Objective: In recent years, the increase in the number of traffic accident fatalities of elderly in Japan is one of the urgent tasks for future traffic accident countermeasures. Moreover, from the trend of a global aging society, in the future it is expected that the number of traffic fatalities involving the elderly and the importance of correspondence will also increase. In this research, in order to cope with the reduction of elderly traffic accident fatalities, chest injuries are focused on as one of the factors of elderly occupant fatalities, measures to reduce chest impact of elderly occupants at the time of a frontal collision are examined and then, the direction of the corresponding technology required for realization was considered.
Methods: In this study, using a human body FE model with different physiques to reproduce the bone characteristics and skeletal shape of both adults and elderly people, frontal collision simulations within different collision speed ranges were performed. Comparison of chest injuries was undertaken of elderly occupants, which can occur in the middle and low speed range, to adults. Examination of optimum occupant restraint characteristics by seat belts enabled chest injuries of elderly occupants to be reduced to the same level of adults. Then, the effect of reducing elderly occupant’s chest injuries in each physique was confirmed.
Results: The occupant restraint characteristic by the seat belt calculated was able to confirm the chest injury reduction effect of an elderly occupant in each physique in the front collision in the medium to low speed range. In addition, this restraint characteristic combines the restraint characteristics for reduction of chest injuries of elderly occupants with different physiques, and secondary collision damage reduction.

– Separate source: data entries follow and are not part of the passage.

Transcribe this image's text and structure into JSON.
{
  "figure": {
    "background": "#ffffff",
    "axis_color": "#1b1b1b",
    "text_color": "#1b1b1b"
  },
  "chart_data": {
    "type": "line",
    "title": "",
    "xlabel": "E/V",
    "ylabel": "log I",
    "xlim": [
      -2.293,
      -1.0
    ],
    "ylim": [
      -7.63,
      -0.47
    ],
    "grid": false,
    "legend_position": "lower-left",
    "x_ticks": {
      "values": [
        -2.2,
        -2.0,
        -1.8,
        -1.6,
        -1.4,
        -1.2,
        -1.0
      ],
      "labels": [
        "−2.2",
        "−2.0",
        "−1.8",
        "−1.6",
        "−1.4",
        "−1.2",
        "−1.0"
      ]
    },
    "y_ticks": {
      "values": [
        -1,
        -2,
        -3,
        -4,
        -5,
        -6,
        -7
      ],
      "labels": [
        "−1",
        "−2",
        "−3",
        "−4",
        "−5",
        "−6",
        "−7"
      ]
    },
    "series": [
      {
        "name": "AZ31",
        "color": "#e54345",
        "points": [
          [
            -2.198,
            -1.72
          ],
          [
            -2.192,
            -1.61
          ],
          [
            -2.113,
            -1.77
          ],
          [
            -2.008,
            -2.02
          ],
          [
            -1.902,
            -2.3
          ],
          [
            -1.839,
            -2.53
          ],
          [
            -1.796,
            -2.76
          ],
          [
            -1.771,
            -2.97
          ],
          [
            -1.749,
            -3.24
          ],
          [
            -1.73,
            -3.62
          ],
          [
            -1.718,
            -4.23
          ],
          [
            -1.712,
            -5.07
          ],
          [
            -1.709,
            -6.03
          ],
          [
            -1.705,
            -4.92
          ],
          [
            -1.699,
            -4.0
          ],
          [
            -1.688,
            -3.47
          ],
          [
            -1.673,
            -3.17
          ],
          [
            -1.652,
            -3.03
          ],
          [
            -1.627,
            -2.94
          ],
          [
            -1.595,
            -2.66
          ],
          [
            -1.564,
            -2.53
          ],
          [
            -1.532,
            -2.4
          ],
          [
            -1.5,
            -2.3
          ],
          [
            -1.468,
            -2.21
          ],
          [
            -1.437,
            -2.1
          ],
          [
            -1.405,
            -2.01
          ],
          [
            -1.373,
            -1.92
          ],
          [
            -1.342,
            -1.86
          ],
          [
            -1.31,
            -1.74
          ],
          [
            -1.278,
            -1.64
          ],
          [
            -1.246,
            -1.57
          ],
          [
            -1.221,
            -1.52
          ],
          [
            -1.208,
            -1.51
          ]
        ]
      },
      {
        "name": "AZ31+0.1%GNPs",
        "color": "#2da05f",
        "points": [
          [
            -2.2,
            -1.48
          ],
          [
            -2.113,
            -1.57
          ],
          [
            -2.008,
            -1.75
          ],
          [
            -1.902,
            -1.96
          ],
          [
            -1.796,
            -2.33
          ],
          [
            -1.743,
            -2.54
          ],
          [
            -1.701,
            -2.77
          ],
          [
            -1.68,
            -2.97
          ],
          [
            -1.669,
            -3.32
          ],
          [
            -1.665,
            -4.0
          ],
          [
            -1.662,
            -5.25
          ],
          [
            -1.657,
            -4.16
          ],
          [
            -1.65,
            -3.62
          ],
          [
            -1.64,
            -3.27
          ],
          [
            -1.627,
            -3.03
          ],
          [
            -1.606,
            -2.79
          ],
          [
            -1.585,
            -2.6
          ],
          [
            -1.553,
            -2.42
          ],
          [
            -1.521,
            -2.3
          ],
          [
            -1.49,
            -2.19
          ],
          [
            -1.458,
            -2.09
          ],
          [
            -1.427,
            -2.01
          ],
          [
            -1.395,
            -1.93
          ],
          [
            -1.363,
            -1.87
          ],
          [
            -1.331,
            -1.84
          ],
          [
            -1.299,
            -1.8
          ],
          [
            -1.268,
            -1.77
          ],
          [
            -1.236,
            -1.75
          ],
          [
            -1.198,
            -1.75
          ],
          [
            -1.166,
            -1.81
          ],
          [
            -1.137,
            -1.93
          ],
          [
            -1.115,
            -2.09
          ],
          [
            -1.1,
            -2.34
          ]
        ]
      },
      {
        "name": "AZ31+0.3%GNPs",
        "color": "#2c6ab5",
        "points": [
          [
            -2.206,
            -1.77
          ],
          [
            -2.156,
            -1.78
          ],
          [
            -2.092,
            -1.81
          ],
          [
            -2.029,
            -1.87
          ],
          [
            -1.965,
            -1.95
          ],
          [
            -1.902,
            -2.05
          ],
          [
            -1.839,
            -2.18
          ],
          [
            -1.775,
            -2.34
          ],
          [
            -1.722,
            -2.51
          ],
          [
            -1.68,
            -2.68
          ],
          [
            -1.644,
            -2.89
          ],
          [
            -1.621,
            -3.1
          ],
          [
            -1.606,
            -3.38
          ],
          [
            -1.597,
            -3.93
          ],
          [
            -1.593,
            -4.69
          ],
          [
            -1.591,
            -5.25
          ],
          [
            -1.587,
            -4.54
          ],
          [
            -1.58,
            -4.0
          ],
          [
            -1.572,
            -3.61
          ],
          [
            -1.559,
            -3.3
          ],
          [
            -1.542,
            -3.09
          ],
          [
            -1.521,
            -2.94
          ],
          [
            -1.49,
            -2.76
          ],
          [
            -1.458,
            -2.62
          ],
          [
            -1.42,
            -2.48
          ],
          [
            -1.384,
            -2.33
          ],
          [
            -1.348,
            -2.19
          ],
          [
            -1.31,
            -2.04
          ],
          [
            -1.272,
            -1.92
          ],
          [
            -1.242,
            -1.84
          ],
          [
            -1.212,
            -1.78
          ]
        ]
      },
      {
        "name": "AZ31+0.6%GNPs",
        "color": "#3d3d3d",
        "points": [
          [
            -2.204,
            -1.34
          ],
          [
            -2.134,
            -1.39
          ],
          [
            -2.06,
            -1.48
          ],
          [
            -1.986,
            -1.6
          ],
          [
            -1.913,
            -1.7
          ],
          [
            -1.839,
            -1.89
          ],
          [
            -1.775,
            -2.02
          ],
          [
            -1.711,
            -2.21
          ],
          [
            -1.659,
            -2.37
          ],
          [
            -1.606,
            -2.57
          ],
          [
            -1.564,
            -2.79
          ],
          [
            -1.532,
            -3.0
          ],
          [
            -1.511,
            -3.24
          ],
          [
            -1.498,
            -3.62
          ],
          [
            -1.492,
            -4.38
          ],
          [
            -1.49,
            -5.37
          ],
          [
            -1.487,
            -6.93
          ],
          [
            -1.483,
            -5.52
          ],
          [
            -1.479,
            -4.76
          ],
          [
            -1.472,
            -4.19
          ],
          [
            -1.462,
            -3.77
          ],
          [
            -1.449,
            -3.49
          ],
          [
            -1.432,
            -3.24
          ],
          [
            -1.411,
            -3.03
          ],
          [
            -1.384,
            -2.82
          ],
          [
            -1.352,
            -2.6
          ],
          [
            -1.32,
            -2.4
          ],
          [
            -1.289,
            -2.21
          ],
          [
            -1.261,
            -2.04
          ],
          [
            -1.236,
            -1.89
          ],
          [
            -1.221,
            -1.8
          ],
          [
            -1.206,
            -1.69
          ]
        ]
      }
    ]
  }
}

Discussion and Limitations: In this research, focus was on medium and low speed and frontal collision. In order to realize this occupant restraint characteristic, it was necessary to be compatible with occupant protection performance in the collision mode of each regulation. For this purpose, achieving sensing technology to determine the severity of car body deformation at the time of a collision, occupant protection system technology that can change occupant restraint characteristics according to the situation is essential. In order to further reduce the number of deaths, it is necessary to investigate occupant restraint characteristics that can reduce injuries, and look at other measures for reducing chest injuries in the high speed region for each type of collision.
Conclusion: In this study, we used a human body FE model with different physiques to calculate the occupant restraint characteristics necessary for a reduction of chest injuries of elderly occupants and reduction of secondary collision damage in frontal collisions in the medium and low speed range, and confirm the effect. In order to further reduce elderly occupant injuries, as a type of integrated safety technology with more damage mitigation effects, collision prediction technology by evolution of ADAS’s external detection technology uses identification of an occupant’s physique, posture, and age judgment technology It is necessary to evolve protection device technology, which can vary occupant restraining force and time according to situation and occupant.